Besides, one thing every small business owner needs to know is that they can’t do it all themselves, so they need to have help. But for a lot of small businesses, scaling headcount is the exact moment everything starts feeling… off. Sure, maybe it shouldn’t feel off, but it does.
Just think about it; customers get different answers depending on who they talk to, projects start drifting, and somehow, somewhere, messages are getting mixed, and people just aren’t getting the same information even though they should. Now, sometimes, it can very well be due to the fact that the business outgrew the “everyone just knows” phase, and nobody gets a memo when that happens. It just shows up one day as confusion, rework, and that constant feeling that everything takes longer than it should.
But if you’re trying to scale, how can this whole thing not become a giant mess then?
Is there a Tribal Knowledge Problem?
What does this even mean? So, for starters here, tribal knowledge isn’t evil or anything like that. Actually, in a way, it’s kind of sweet at the beginning. Like, a small team moves fast because everyone’s close to the work, decisions get made in a conversation, and context spreads naturally. Somebody asks a question, and the answer is basically, “Oh yeah, that’s how that works,” and it’s solved in ten seconds.

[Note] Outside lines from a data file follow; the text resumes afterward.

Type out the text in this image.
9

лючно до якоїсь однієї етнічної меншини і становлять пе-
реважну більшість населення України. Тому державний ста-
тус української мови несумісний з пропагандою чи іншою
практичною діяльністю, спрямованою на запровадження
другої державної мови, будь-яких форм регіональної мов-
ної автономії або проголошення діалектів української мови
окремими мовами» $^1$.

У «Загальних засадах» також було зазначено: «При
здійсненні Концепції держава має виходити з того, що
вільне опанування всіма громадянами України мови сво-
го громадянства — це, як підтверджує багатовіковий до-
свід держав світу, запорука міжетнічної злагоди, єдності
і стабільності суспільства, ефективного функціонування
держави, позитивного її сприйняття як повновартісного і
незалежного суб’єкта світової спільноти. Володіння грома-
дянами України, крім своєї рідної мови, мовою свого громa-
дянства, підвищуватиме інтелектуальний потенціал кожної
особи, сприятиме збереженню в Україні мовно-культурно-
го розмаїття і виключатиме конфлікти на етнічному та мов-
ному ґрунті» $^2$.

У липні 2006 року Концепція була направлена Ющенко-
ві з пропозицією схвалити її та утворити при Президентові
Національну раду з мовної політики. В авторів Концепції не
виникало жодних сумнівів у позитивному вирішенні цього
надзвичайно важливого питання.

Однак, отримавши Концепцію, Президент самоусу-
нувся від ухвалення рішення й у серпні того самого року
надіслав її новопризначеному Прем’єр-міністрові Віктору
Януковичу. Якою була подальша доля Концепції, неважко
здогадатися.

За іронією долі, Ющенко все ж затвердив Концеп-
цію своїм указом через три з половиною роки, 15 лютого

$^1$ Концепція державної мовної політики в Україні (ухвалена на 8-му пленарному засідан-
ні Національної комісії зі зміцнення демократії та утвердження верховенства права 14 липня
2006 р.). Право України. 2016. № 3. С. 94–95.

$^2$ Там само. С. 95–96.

Make sense here? Well, the minute there are multiple people in the same role, or multiple people touching the same client account, it stops being this cute little thing like it used to be. Basically, the problem is that it eventually (soon enough) becomes inconsistent. One person says the process is A, another person says it’s B, and both genuinely believe they’re right because they learned it from different moments in time.
Communicating More Doesn’t Solve the Issues
Now, of course, it makes a lot of sense to immediately think it would, right? Besides, usually the answer is “just communicate more” because small businesses already communicate a lot. The real problem is that information isn’t findable when it matters.

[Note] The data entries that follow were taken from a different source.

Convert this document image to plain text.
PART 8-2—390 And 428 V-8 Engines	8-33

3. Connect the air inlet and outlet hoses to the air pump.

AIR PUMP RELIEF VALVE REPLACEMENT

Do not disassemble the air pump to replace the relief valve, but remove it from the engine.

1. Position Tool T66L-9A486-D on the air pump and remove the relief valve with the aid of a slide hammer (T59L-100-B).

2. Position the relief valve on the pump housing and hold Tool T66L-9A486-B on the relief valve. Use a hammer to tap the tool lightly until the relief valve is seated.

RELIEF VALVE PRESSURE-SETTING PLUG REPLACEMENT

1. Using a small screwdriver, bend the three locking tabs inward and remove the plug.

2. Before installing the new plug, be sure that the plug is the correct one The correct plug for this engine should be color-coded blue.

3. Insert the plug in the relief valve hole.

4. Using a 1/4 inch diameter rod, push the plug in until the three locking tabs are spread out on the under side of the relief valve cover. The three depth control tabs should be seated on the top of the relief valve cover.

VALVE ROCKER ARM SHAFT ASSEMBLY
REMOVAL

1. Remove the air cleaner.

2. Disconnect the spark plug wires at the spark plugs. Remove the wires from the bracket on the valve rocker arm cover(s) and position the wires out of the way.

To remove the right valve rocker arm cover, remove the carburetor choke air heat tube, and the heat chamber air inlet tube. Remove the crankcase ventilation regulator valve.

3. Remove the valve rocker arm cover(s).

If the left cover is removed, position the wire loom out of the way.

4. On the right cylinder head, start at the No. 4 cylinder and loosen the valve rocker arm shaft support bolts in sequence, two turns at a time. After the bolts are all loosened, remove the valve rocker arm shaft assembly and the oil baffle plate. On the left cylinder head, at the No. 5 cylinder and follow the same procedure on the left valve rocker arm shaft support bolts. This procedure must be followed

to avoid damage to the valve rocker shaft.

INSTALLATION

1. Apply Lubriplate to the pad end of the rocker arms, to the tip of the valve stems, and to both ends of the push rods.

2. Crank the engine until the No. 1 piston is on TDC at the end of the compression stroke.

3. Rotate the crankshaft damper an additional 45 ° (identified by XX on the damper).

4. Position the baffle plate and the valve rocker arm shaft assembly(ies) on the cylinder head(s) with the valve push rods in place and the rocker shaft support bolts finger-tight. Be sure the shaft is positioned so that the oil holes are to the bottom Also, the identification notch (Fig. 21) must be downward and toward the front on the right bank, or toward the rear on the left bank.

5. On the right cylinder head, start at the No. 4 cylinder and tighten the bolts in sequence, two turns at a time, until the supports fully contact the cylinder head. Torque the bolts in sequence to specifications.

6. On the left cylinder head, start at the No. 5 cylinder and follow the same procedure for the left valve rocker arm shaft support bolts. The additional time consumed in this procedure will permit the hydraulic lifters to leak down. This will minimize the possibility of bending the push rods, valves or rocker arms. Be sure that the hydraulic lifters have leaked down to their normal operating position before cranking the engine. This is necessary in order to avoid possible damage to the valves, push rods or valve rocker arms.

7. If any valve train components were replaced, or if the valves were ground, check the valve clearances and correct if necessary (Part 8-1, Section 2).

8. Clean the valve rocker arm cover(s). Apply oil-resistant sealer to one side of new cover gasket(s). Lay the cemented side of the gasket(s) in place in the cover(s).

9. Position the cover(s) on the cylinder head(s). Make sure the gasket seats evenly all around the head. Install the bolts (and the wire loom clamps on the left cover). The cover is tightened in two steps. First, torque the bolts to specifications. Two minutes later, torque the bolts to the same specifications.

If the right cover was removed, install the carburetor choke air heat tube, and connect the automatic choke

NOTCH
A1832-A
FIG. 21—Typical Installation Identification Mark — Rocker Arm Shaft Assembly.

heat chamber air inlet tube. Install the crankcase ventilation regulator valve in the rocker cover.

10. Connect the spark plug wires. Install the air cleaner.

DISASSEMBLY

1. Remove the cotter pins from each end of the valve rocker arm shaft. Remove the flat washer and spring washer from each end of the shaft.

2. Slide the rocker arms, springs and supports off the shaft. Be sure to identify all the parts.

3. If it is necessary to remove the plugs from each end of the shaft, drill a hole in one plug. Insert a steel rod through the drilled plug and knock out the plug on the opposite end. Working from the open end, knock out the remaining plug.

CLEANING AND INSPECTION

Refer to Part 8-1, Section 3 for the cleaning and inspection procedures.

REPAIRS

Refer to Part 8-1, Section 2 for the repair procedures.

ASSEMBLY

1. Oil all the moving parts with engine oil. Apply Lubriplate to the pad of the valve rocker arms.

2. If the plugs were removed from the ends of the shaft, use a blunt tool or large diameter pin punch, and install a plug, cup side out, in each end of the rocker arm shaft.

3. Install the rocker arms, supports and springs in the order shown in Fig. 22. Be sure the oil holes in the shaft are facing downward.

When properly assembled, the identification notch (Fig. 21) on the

The latest policy is in an email thread, the updated pricing is in a spreadsheet attachment, the client’s preferences are in a Slack DM, and the project decision that changed everything is in a comment inside a shared doc. But do you see the issue here?
Usually, there’s assumptions happening, people are wasting their time hunting things, so that’s how this inconsistency happens, because a lot of missing context is, well, missing.
But while the business scales, including getting more employees, it really can help to have a system that integrates unstructured data across the tools the business actually uses can make a real difference, again it’s about context here about looking through the everyday stuff like attchatments, messages, files, those sorts of thing that tie back to a deicison, client, project, or even something else.
Is there a Way to Grow without a Bureaucracy?
Well, to a degree, this does sound a bit like a weird question. But overall, consistency doesn’t require turning into a corporate machine. Honestly, it really just requires a few small-business-friendly standards that make work easier, not heavier.
One source of truth for key policies and pricing, a clear place for client notes that isn’t someone’s personal inbox, and a simple rule that major decisions get documented in a way the next person can actually find. Sure, this is an incredibly oversimplified version, but you get the idea.